Sindsdien zijn de kwartaalcijfers echter weer teruggezakt tot rond of iets onder de 2.500, al zijn er in het 2e en 3e kwartaal van dit jaar juist weer wat meer woningen in aanbouw genomen (gemiddeld zo'n 2.750 per kwartaal). Gelet op de demografische ontwikkelingen (zie ook figuur 8 in dit kwartaalbeeld) en de nog altijd flinke groei van het aantal huishoudens is het wel zaak dat het bouwtempo ook de eerstkomende jaren op peil blijft. De gemiddelde score over de laatste 8 kwartalen – ruim 2.800 in aanbouw genomen woningen – kan hierbij als graadmeter worden aangehouden. De effecten van de ‘stikstofproblematiek’ op de woningbouw in Brabant lijken (vooralsnog) vrij beperkt te zijn. Bij beeld 6, waarin de (recente) ontwikkelingen van het aantal afgegeven bouwvergunningen zijn geschetst, gaan we hier uitvoeriger op in.

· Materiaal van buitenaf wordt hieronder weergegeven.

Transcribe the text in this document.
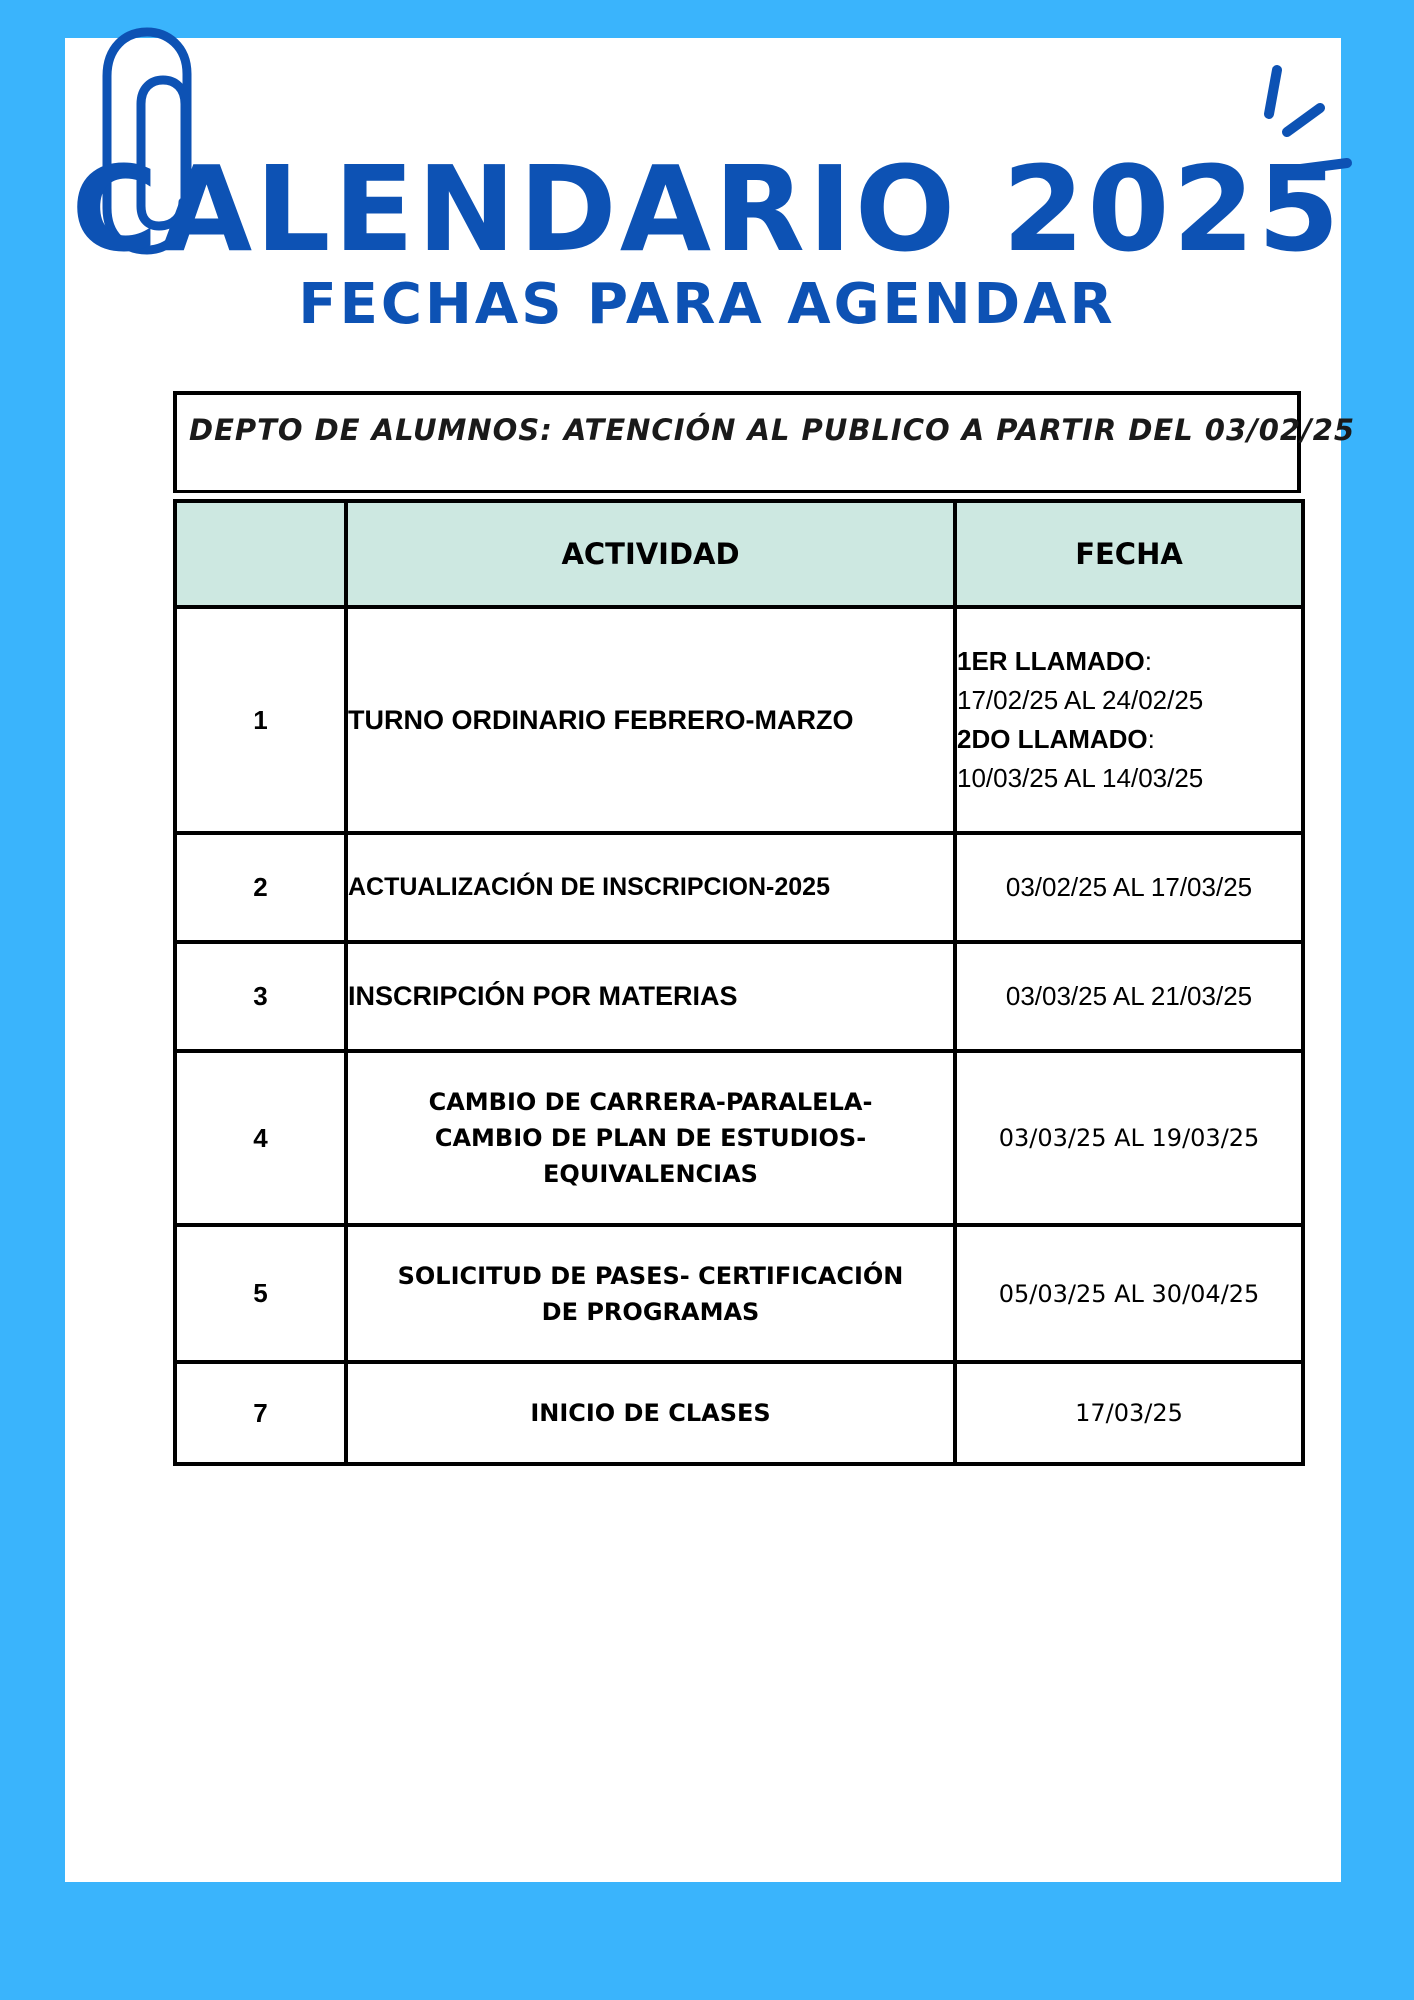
CALENDARIO 2025
FECHAS PARA AGENDAR
DEPTO DE ALUMNOS: ATENCIÓN AL PUBLICO A PARTIR DEL 03/02/25
	ACTIVIDAD	FECHA
1	TURNO ORDINARIO FEBRERO-MARZO	1ER LLAMADO:
17/02/25 AL 24/02/25
2DO LLAMADO:
10/03/25 AL 14/03/25

2	ACTUALIZACIÓN DE INSCRIPCION-2025	03/02/25 AL 17/03/25
3	INSCRIPCIÓN POR MATERIAS	03/03/25 AL 21/03/25
4	CAMBIO DE CARRERA-PARALELA-
CAMBIO DE PLAN DE ESTUDIOS-
EQUIVALENCIAS	03/03/25 AL 19/03/25
5	SOLICITUD DE PASES- CERTIFICACIÓN
DE PROGRAMAS	05/03/25 AL 30/04/25
7	INICIO DE CLASES	17/03/25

Versnelling van de woningbouw en vervolgens vasthouden van het benodigde bouwtempo is een belangrijke doelstelling van de Brabantse Agenda Wonen.

2. Groei in 2018 en 2019 op hoogste niveau in jaren,
2020 wordt een wat minder bouwjaar

image

De groei van de woningvoorraad is de laatste jaren flink toegenomen in Brabant. Lag deze groei in 2015 nog op slechts 6.700 woningen – het dieptepunt van de financieel-economische crisis – gegevens over 2018 laten een groei zien van liefst 12.750 woningen. In 2019 wordt een vergelijkbare toename van de woningvoorraad verwacht, al duidt de feitelijke groei over de eerste 9 maanden van dit jaar op een lichte terugval. Voor vergelijkbare groeicijfers moeten we terug tot eind jaren '90.

Naast de toegenomen nieuwbouw speelt, met name in de (grotere) steden, ook het aantal 'toevoegingen anderszins' een rol, zoals het herbestemmen naar woonruimte van leegstaand kantoor-, winkel- en ander vastgoed.

Met een verwachte groei van ca. 11.500 woningen lijkt 2020 een wat minder bouwjaar te worden.

3. Brabant staat koppositie af aan Flevoland

image

Vergeleken met de andere provincies kent Brabant een duidelijk bovengemiddelde groei van de woningvoorraad. Onze provincie was tot medio dit jaar koploper, maar recentelijk is Flevoland, dat de laatste (2) jaren de hoogste groeicijfers laat zien, Brabant voorbijgestoken. CBS-gegevens laten zien dat de woningvoorraad in onze provincie, gemeten vanaf 2012 tot en met het 3e kwartaal van dit jaar, gegroeid is met 8,2%. Ook in Utrecht, Gelderland en Noord-Holland liggen de groeicijfers boven het landelijk gemiddelde (6,4%).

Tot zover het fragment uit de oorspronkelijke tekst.